某个足球比赛即将开始，这场比赛会有 $n$ 个球队参与（编号 $1$ 到 $n$），每个球队都会与其他的所有球队对决正好一场。对于每局比赛，如果分出胜负则胜者得 $3$ 分，负者得 $0$ 分，如果没有分出胜负就双方各得 $1$ 分。最终，一个球队的积分就是这个球队所参与的所有球局中所得的分数之和。 你要构造一种局面，使得所有球队的积分完全相同，同时平局数最小。 $T$ 组数据。对于本题每组数据你要输出一行共 $\dfrac{n\times(n-1)}{2}$ 个整数，表示第 $1$ 支球队与第 $2$ 支球队，第 $1$ 支与第 $3$ 支，...,第 $1$ 支与第 $n$ 支，第 $2$ 支与第 $3$ 支，...，的对决结果，$1$ 表示前者获胜，$0$ 表示平局， $-1$ 表示后者获胜。 $1\leq T,n\leq100;$

题目描述

A big football championship will occur soon! $ n $ teams will compete in it, and each pair of teams will play exactly one game against each other.
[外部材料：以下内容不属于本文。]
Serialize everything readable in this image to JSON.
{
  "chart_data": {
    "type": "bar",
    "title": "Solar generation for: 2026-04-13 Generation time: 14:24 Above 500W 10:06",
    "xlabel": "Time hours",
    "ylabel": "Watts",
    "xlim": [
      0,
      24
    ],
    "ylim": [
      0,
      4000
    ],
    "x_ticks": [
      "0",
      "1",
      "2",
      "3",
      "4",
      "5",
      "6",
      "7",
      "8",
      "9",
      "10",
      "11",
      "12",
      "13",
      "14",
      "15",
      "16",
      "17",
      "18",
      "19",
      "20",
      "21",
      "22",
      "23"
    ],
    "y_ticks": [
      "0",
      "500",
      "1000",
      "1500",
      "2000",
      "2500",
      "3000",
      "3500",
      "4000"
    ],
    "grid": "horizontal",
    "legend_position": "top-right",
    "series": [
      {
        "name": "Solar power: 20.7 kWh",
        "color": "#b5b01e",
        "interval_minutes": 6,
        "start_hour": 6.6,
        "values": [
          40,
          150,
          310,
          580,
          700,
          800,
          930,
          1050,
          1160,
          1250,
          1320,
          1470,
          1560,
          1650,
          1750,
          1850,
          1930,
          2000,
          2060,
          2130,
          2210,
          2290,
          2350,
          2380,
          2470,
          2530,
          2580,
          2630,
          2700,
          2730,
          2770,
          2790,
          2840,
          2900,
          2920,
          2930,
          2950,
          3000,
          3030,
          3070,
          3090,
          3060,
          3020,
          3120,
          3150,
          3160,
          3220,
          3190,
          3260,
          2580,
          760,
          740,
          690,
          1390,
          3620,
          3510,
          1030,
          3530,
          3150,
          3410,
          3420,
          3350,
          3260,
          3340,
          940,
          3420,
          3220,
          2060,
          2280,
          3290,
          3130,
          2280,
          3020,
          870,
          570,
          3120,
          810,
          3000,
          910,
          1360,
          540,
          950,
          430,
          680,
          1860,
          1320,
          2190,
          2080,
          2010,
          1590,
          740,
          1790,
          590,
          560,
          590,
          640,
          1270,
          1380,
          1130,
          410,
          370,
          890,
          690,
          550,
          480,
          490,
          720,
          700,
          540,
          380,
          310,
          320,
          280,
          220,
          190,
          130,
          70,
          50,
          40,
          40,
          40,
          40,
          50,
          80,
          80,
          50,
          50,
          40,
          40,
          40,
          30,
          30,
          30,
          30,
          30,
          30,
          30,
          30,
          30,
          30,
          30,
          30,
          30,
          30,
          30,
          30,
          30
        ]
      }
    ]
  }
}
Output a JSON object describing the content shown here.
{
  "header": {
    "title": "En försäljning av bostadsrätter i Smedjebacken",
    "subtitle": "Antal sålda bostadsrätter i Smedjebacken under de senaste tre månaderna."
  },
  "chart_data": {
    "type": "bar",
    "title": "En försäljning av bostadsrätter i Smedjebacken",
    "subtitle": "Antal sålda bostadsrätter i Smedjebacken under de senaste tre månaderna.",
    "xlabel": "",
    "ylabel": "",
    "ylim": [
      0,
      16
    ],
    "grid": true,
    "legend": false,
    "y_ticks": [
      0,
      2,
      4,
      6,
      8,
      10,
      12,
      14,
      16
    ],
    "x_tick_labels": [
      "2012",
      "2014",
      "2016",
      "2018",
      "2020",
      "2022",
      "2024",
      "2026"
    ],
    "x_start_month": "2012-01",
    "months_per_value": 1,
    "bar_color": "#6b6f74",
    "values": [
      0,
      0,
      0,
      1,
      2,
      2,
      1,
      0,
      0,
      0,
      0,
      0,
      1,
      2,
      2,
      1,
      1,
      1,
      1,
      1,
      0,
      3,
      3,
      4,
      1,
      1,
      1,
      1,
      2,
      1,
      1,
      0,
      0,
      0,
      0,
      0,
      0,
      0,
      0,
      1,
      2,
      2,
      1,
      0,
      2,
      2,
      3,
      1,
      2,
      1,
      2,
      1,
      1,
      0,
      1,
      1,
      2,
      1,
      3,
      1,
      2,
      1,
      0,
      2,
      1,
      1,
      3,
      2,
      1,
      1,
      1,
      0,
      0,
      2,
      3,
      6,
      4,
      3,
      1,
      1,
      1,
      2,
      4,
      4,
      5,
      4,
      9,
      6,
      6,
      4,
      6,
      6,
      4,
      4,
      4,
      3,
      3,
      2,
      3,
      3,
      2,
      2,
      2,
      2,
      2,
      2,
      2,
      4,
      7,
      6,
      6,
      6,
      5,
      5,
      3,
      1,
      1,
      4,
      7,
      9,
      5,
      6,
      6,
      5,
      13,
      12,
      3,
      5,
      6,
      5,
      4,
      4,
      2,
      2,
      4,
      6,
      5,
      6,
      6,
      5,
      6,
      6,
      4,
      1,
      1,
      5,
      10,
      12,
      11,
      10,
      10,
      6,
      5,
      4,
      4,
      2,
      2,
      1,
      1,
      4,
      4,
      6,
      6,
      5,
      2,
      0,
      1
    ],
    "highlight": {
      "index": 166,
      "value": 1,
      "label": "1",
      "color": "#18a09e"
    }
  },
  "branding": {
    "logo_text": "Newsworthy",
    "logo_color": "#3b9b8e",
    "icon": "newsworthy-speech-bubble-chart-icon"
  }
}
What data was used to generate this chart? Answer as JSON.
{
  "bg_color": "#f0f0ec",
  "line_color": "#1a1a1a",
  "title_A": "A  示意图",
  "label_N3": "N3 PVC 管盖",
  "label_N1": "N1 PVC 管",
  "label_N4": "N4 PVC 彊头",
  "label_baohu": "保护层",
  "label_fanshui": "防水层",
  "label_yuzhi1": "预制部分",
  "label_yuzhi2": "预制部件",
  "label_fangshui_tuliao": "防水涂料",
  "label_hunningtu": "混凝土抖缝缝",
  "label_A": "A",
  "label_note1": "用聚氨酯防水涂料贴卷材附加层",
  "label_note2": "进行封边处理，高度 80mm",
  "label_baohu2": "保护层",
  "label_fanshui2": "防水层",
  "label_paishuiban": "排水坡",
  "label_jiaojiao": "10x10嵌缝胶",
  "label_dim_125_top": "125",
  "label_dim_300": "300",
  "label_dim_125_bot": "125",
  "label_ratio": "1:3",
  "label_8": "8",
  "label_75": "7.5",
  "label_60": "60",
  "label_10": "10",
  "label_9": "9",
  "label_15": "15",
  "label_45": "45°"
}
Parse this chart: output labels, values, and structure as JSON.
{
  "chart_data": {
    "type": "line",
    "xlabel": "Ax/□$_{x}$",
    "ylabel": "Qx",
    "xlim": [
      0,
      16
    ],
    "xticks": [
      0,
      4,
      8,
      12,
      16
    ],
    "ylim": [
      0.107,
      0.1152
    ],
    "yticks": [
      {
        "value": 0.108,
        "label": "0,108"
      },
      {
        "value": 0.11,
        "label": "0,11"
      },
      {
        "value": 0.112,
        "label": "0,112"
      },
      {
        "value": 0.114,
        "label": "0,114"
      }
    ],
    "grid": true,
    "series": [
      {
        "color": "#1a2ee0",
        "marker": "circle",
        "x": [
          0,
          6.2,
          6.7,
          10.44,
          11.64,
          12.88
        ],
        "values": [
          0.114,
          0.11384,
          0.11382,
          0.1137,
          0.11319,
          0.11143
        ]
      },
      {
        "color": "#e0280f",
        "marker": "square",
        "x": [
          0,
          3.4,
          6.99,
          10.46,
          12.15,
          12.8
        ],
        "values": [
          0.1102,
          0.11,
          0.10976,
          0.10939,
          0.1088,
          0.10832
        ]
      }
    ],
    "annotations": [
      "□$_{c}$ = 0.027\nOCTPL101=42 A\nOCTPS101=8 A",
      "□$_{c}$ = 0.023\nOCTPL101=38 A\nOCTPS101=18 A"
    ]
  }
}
There are two possible outcomes of a game: - the game may result in a tie, then both teams get $ 1 $ point; - one team might win in a game, then the winning team gets $ 3 $ points and the losing team gets $ 0 $ points. The score of a team is the number of points it gained during all games that it played. You are interested in a hypothetical situation when all teams get the same score at the end of the championship. A simple example of that situation is when all games result in ties, but you want to minimize the number of ties as well. Your task is to describe a situation (choose the result of each game) so that all teams get the same score, and the number of ties is the minimum possible.

输入输出格式

输入格式

The first line contains one integer $ t $ ( $ 1 \le t \le 100 $ ) — the number of test cases. Then the test cases follow. Each test case is described by one line containing one integer $ n $ ( $ 2 \le n \le 100 $ ) — the number of teams.

输出格式

For each test case, print $ \frac{n(n - 1)}{2} $ integers describing the results of the games in the following order: the first integer should correspond to the match between team $ 1 $ and team $ 2 $ , the second — between team $ 1 $ and team $ 3 $ , then $ 1 $ and $ 4 $ , ..., $ 1 $ and $ n $ , $ 2 $ and $ 3 $ , $ 2 $ and $ 4 $ , ..., $ 2 $ and $ n $ , and so on, until the game between the team $ n - 1 $ and the team $ n $ . The integer corresponding to the game between the team $ x $ and the team $ y $ should be $ 1 $ if $ x $ wins, $ -1 $ if $ y $ wins, or $ 0 $ if the game results in a tie. All teams should get the same score, and the number of ties should be the minimum possible. If there are multiple optimal answers, print any of them. It can be shown that there always exists a way to make all teams have the same score.

输入输出样例

输入样例 #1

2
2
3

输出样例 #1

0 
1 -1 1

说明

In the first test case of the example, both teams get $ 1 $ point since the game between them is a tie. In the second test case of the example, team $ 1 $ defeats team $ 2 $ (team $ 1 $ gets $ 3 $ points), team $ 1 $ loses to team $ 3 $ (team $ 3 $ gets $ 3 $ points), and team $ 2 $ wins against team $ 3 $ (team $ 2 $ gets $ 3 $ points).